In his paper naming the two groups, Seeley reviewed previous classification schemes put forth by other paleontologists to divide up the traditional Order Dinosauria. He preferred one that had been put forward by Othniel Charles Marsh in 1878, which divided dinosaurs into four Orders: Sauropoda, Theropoda, Ornithopoda, and Stegosauria (these names are still used today in much the same way to refer to suborders or clades within Saurischia and Ornithischia).

Seeley, however, wanted to formulate a classification that would take into account a single primary difference between major dinosaurian groups based on a characteristic that also differentiated them from other reptiles. He found this in the configuration of the hip bones, and found that all four of Marsh's orders could be divided neatly into two major groups based on this feature. He placed the Stegosauria and Ornithopoda in the Ornithischia, and the Theropoda and Sauropoda in the Saurischia. Furthermore, Seeley used this major difference in the hip bones, along with many other noted differences between the two groups, to argue that "dinosaurs" were not a natural grouping at all, but rather two distinct orders that had arisen independently from more primitive archosaurs.[2] This concept that "dinosaur" was an outdated term for two distinct orders lasted many decades in the scientific and popular literature, and it was not until the 1960s that scientists began to again consider the possibility that saurischians and ornithischians were more closely related to each other than they were to other archosaurs.

ORNITHISCHIA
The ornithischian hip structure is superficially similar to that of birds, which led Seeley to name them "bird-hipped dinosaurs," though he did not propose any specific relationship with birds. He termed saurischians "lizard-hipped" dinosaurs because they retained the ancestral hip anatomy also found in modern lizards.

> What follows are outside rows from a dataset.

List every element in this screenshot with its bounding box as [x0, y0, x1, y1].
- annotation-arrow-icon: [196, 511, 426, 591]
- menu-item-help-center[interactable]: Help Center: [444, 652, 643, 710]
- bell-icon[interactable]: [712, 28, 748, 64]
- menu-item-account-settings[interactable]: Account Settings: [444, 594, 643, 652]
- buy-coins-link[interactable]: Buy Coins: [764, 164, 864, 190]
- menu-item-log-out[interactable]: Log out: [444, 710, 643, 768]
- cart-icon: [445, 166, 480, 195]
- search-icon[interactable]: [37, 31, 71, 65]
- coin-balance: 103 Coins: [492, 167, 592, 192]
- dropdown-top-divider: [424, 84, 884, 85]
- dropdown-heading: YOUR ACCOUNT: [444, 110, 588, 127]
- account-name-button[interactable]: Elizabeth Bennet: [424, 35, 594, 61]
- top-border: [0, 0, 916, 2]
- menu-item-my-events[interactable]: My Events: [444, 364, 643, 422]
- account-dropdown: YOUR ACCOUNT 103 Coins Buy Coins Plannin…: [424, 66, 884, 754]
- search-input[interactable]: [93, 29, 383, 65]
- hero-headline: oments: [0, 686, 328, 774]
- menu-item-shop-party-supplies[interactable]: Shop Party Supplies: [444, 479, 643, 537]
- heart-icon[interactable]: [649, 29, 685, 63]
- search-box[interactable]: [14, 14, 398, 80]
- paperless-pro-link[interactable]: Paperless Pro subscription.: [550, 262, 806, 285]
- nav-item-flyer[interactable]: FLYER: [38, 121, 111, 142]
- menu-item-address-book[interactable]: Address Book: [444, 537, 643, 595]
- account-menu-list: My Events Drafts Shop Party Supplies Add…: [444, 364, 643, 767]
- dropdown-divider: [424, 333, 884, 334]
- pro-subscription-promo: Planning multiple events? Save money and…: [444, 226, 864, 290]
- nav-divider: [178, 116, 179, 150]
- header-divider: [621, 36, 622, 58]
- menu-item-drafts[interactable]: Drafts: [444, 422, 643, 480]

However, as later study revealed, the hip structure possessed by modern birds actually evolved independently from the "lizard-hipped" saurischians (specifically, a sub-group of saurischians called the Maniraptora) in the Jurassic Period. In this example of convergent evolution, birds developed hips oriented similar to the earlier ornithischian hip anatomy, in both cases possibly as an adaptation to a herbivorous or omnivorous diet.

This division, which has generally been accepted, is based on the evolution of the pelvis into a more bird-like structure (although birds did not descend from these dinosaurs), details in the vertebrae and armor and the possession of a 'predentary' bone. The predentary is an extra bone in the front of the lower jaw, which extends the dentary (the main lower jaw bone). The predentary coincides with the premaxilla in the upper jaw. Together they form a beak-like apparatus used to clip off plant material.

The ornithischian pubis bone points downward and toward the tail (backwards), parallel with the ischium, with a forward-pointing process to support the abdomen. This makes a four-pronged pelvic structure. In contrast to this, the saurischian pubis points downward and toward the head (forwards), as in ancestral lizard types. Ornithischians also had smaller antorbital fenestrae (holes in front of their eye sockets) than did saurischians, and a wider, more stable pelvis. A bird-like pubis arrangement, parallel to the vertebral column, evolved independently three times in dinosaur evolution, namely in the ornithischians, in the therizinosauroids and in bird-like dromaeosaurids.

Ornithischians shifted from bipedal to quadrupedal posture at least three times in their evolutionary history and have been shown to have been capable of adopting both postures early in their evolutionary history.